If $3.50 \textrm{ m}^3$ of a gas initially at STP is placed under a pressure of 3.20 atm, the temperature of the gas rises to $38.0 ^\circ \textrm{C}$. What is the volume?

VIDEO TRANSCRIPT

This is Giancoli Answers with Mr. Dychko. Initially at standard temperature and pressure you have p1 times v1, pressure 1 times volume 1, equals n R times t1, this is the number of moles times the ideal gas constant times the initial temperature. And then you have the same ideal gas law applying in the second case after the temperature rises and the pressure rises.
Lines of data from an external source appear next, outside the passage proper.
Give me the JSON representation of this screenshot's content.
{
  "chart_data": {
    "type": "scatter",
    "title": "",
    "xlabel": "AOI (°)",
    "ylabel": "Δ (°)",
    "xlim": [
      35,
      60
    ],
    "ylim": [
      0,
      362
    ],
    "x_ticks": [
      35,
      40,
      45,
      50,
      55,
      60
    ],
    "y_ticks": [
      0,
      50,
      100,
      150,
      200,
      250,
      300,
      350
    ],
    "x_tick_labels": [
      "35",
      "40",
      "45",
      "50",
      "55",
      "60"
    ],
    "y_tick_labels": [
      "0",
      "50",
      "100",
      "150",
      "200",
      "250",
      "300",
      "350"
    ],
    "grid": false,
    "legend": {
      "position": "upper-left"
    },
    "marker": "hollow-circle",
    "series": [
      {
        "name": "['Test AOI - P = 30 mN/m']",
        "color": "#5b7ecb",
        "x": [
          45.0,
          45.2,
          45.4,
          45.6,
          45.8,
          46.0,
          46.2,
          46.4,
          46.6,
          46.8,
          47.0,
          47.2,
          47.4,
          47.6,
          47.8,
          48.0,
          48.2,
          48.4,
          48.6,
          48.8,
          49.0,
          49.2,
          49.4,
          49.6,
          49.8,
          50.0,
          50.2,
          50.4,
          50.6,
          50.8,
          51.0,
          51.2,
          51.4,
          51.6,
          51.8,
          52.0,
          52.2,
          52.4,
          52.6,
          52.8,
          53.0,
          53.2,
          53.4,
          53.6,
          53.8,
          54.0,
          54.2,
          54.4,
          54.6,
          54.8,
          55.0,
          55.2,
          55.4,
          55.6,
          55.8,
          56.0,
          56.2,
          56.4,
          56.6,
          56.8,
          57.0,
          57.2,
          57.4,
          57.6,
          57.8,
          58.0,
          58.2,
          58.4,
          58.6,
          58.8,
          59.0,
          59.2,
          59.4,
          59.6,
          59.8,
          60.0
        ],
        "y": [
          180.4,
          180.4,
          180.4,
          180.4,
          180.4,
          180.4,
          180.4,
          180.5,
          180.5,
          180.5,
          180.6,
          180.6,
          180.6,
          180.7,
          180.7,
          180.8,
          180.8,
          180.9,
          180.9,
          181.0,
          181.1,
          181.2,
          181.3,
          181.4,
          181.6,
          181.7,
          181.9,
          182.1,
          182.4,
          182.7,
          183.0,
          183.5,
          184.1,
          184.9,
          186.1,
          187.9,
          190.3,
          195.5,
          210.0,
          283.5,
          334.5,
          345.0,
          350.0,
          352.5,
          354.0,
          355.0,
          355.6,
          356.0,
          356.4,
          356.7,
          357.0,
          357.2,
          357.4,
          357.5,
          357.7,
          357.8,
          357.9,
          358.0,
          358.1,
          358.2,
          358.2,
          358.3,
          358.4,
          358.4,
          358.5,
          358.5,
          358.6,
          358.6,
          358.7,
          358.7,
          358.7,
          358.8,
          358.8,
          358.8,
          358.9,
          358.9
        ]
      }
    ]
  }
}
And we can solve for v2 because we know that p1 v1 over t1 is n R. You can divide both sides of this by t1. And you have the exact same quantity of gas in the container after you've squished it. And so p2 v2 over t2 is also equal to n R. And so that makes these two things equal to each other p1 v1 over t1 equals p2 v2 over t2. So, we can multiply both sides by t2 over p2. And then leaving us with v2 on the right end and then this t2 over p2 gets multiplied by the stuff on the left. Then switch the sides around. So, we have v2 equals t2 times p1 v1 over p2 times t1. And the only thing to keep in mind is that temperatures always have to be expressed in kelvin and pressures are absolute pressures. So, the STP conditions standard temperature and pressure, the pressure is not 0, it's 1 atmosphere, that's the absolute pressure. The gauge pressure is 0 but the absolute pressure is 1 atmosphere. And we multiply that by 3.5 times 10 to the, or, sorry, times 10 to the nothing, 3.5 meters cubed for the initial volume. And then the temperature is 38 degrees Celsius plus 273.15 to conversion into kelvin. And divide that by 3.2 atmospheres. And we can leave these pressures in units of atmospheres because the only important thing is that they're the same unit so that they cancel, no need to change them into pascals. And then the temperature at STP conditions is 273 kelvin. And this makes 1.25 cubic meters as the final volume.